Em uma publicação feita em sua conta no Twitter no sábado (28), Luiz afirmou que o tesoureiro usa a “força dos cargos na direção do partido” em favor de Doria.

A realização de prévias é um exemplo da maturidade e do espírito democrático do PSDB. Nesse contexto, o uso da força dos cargos na direção do partido para tentar beneficiar um candidato, como faz o tesoureiro em favor do governador Doria, destoa do que sempre defendemos – publicou Luiz Carlos, que atualmente é secretário de Cidades do Amapá.

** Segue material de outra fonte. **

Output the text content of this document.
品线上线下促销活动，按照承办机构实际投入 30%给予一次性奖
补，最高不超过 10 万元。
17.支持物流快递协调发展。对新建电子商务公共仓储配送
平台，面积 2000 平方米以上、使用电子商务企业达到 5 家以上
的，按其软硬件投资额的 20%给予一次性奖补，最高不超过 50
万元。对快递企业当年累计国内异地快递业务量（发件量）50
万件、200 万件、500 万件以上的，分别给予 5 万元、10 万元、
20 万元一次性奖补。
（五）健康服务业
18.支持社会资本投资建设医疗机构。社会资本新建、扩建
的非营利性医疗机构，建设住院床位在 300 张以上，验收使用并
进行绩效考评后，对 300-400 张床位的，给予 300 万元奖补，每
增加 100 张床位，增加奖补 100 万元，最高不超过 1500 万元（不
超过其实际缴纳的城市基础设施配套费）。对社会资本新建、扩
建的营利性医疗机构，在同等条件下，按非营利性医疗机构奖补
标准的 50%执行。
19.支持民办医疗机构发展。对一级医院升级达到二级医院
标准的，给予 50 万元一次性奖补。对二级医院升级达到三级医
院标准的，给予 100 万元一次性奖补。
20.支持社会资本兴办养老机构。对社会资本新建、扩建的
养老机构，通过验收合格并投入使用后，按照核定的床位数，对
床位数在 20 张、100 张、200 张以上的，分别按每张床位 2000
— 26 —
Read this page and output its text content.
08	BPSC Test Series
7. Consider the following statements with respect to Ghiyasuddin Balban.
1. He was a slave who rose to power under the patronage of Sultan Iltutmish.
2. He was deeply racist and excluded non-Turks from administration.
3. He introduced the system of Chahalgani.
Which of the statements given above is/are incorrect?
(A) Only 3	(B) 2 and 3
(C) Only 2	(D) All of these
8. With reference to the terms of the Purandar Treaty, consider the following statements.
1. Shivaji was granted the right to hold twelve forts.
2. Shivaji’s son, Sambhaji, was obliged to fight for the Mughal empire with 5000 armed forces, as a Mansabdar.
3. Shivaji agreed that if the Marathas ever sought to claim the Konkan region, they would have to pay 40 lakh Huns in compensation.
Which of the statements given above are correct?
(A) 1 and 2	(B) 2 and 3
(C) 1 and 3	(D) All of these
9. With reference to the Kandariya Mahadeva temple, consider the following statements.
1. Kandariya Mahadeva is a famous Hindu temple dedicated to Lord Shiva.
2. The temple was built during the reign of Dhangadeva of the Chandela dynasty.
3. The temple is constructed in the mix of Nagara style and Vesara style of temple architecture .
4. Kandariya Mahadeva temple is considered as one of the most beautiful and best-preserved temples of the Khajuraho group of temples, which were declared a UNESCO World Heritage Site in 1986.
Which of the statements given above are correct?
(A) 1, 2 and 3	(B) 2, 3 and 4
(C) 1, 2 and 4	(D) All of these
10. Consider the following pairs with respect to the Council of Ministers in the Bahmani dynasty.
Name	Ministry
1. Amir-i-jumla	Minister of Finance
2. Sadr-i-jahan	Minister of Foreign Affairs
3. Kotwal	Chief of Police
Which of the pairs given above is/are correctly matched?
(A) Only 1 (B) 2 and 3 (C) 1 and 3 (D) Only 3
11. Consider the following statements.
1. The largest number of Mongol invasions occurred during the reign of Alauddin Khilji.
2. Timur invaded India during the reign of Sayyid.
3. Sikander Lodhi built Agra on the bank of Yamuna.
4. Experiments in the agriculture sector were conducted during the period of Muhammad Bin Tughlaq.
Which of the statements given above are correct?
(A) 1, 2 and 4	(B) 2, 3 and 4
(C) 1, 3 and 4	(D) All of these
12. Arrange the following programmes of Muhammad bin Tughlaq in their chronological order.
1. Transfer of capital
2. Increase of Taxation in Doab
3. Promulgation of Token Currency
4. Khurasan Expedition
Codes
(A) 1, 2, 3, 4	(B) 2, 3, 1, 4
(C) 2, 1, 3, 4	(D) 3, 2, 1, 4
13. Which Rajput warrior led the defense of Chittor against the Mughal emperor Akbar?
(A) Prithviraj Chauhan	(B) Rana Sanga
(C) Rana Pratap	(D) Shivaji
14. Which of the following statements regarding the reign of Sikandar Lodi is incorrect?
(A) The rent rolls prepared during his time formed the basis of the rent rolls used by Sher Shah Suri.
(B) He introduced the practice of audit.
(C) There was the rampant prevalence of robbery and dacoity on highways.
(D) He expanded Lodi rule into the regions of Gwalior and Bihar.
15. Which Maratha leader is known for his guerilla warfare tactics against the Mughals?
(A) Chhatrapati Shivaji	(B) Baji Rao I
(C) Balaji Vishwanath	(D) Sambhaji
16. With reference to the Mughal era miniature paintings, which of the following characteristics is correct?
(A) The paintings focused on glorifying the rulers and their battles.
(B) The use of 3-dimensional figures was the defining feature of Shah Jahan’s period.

Procurado pela coluna do jornalista Guilherme Amado, do site Metrópoles, para comentar suas acusações, Luiz Carlos não respondeu. Já o tesoureiro César Gontijo classificou as declarações do parlamentar licenciado de “levianas e grosseiras”.

Na última quinta-feira (26), um outro político da legenda, o deputado estadual mineiro Gustavo Valadares, aliado de Aécio Neves, já havia acusado o tesoureiro do partido de pressionar prefeitos para cobrar apoio a Doria. Na ocasião, Valadares se disse “estarrecido” com a atitude.

– Uma tentativa vergonhosa de usar os recursos públicos e cobrar a fatura. Aqui em Minas não aceitamos isso! Vá embora César Gontijo e leve contigo a sua petulância – protestou.